Three months into their marriage, Darrell was sent to Labrador, the northeastern most province of Canada. One month later, Lavelda realized she was pregnant with their first born. She separated from the Air Force early and went home to Beaver, Oklahoma to have their child, Patricia Jean, who was born on January 30, 1954. Darrell separated early and was finally able to meet their child, three months after she was born. Lavelda was uprooted again when they decided to move to his hometown of Virginia, Illinois to help at his family farm. They lived with Darrell’s mother, for three months when they first came home so that they could get settled and learn to take over the farm. In the three months that they lived with Darrell’s mother she taught Lavelda to cook, fearing that her baby boy would starve to death if she didn’t.

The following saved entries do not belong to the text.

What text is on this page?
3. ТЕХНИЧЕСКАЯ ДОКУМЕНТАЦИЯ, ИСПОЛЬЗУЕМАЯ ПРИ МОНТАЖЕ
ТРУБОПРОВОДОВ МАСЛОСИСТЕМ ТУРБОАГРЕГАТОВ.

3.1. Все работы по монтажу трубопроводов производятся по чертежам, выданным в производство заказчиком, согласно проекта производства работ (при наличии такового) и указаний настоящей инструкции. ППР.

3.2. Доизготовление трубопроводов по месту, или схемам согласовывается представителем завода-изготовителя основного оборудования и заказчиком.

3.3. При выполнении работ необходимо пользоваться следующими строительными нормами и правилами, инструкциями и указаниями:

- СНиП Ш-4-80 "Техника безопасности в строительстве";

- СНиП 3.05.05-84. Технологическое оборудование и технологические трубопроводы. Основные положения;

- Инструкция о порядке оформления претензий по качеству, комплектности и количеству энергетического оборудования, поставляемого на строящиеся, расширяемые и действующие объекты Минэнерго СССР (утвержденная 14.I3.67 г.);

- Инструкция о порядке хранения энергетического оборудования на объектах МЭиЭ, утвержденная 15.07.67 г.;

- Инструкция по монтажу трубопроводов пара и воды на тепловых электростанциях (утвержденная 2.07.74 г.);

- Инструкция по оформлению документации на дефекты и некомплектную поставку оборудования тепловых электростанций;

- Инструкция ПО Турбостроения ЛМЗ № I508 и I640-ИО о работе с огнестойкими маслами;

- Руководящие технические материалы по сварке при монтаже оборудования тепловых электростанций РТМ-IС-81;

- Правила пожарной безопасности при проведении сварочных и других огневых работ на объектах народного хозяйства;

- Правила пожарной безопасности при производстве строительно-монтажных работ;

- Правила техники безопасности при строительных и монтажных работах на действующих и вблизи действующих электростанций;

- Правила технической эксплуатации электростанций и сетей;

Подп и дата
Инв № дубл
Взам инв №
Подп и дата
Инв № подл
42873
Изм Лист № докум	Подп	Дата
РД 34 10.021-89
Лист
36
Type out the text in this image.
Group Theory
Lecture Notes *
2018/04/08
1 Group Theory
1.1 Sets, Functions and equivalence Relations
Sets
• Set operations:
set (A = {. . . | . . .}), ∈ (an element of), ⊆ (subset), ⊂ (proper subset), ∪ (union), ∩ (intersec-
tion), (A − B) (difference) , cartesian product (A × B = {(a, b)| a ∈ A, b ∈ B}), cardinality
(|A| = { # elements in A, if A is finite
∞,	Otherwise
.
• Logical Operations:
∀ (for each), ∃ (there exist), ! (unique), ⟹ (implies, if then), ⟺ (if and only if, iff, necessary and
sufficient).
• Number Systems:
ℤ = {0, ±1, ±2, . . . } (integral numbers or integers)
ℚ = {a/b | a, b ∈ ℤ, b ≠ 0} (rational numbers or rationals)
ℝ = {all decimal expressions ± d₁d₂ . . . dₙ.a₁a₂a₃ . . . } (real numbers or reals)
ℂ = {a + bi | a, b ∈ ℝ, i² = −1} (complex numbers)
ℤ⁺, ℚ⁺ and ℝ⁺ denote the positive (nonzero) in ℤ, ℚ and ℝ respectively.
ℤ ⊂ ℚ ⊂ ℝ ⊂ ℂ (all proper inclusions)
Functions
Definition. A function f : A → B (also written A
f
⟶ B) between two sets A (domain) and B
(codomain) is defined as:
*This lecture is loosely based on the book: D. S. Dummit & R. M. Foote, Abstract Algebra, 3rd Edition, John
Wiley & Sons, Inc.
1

In the time teaching and living together, Lavelda went from being the woman who ruined Darrell’s plans for the future to being adored and considered “the best cook out of all the daughters-in-law.”

The Smith’s went on to have a herd of five babies, one girl and four boys, and built a beautiful life for themselves. Anyone who worked for the farm knew to look for the pick up at the end of the field, there would always be a truck bed full of good, homemade food waiting for them. They farmed that land from 1954 to 1987 when Commonwealth Edison, a Chicago-based electric utility, bought all the farming land (a total of 15,000 acres) under the threat of eminent domain, to build a coal-fired generating plant, and all of the farmers were forced to move into town. That power plant was never built; the land was saved to become what is now known as Jim Edgar Panther Creek (formerly Site M). In the case of Darrell and Lavelda, they moved inside Virginia city limits and they have been there ever since.

They have made many memories together: they’ve travelled the country together, Darrell driving his motorcycle and Lavelda riding in her sidecar as part of a country-travelling motorcycle “gang,” they’ve shared many laughs and many tears but have never given up on each other in these past 65 years. Now 86 and 84, they may not be travelling the country on a motorcycle but wherever Lavelda goes, Darrell follows. Their five babies grew up to have 15 more babies and those 15 went on to have 15 (and counting, the babies never stop) … all because two people fell in love.